Any blunt weapon may be made of wood without problems. A wooden weapon damage roll is really dependant of its possessor’s strength, so all damages should be read as follow: the base damage is the dice (or dices) indicated, ignoring any “+something”. Then, the hero adds its PHY score. Critical is always “stun”.

Piercing weapons, say arrows, lances, spears may (and indeed are) easily made of wood. The pointy side is sharpened, then burnt to make it resilient. Damages are the same as in the table. Note that an all wooden spear is somewhat lighter than a metal headed one, and so could add +1 to hit and to initiative, but will probably break or blunt if thrown (DM’s discretion). Critical is always “bleed” or “stun” (if the weapon’s blunted).

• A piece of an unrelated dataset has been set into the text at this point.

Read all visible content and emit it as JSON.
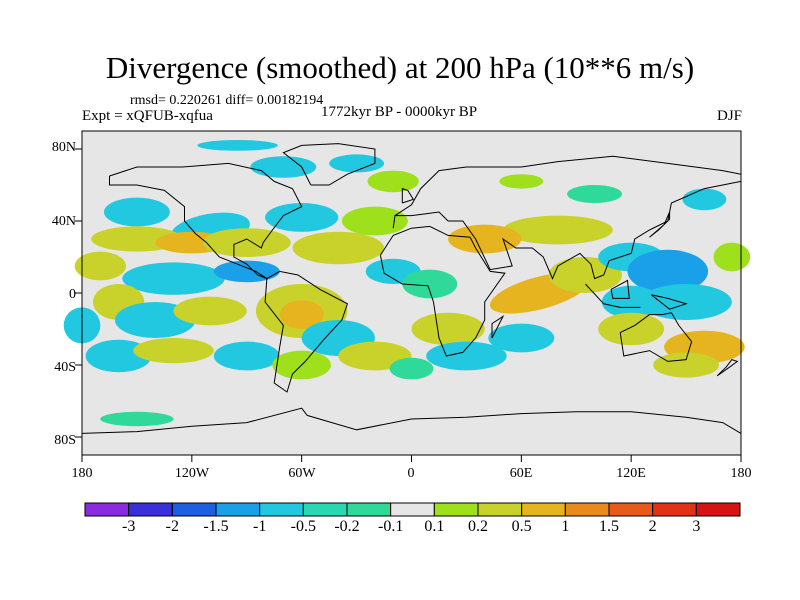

Slashing weapons made of wood are clearly not a thing. Even if some exist (say a boken, for example) you should treat them as a staff, used with the Specialist: Sword skill.

Note: certain particular woods have specific effects on certain creatures. The most well known are Juniper tree being able to hold faës, and old oak spike paralysing vampires.

Of course there is always a smartass in the group who wants a stone weapon “like in RG Veda”, or a giant bone as a club “it’s so badass”. You may go along the line “what about you just choose in the table?” or you can indulge them.
Stone is heavy, and with a few exceptions (silex and obsidian), not really slashing; plus, it seems hard and resilient, but it is really not when you start pounding it. So, cumbersome and fragile as Bronze, but may (if you like) give a +1 (or +PHY, if you’re in a really good mood) to damage if carved as a blunt weapon.
Bone is nice, but it grows weaker with time, even left alone; so, a bone weapon start as hard wood, and becomes weaker after each durability roll (medium, then soft, then autobreak). It does no special damage, but may cause infections, because of the splinters in the wounds.


The case I have in mind is the Aztec stone sword, the Macuahuitl: it is made of wood, but the slashing part is obsidian shards, so stone (and of course one of the specials).
You’ll have to improvise; you can treat it as a normal sword, with a durability test; you may want it to cause infection (because obsidian does splinters too); you also may want it to become less and less effective (because of the splinters really) like bone.
As always, it is impossible to cover everything; there will be times of deep questioning indeed. But we covered enough for improvisation to be pretty easy.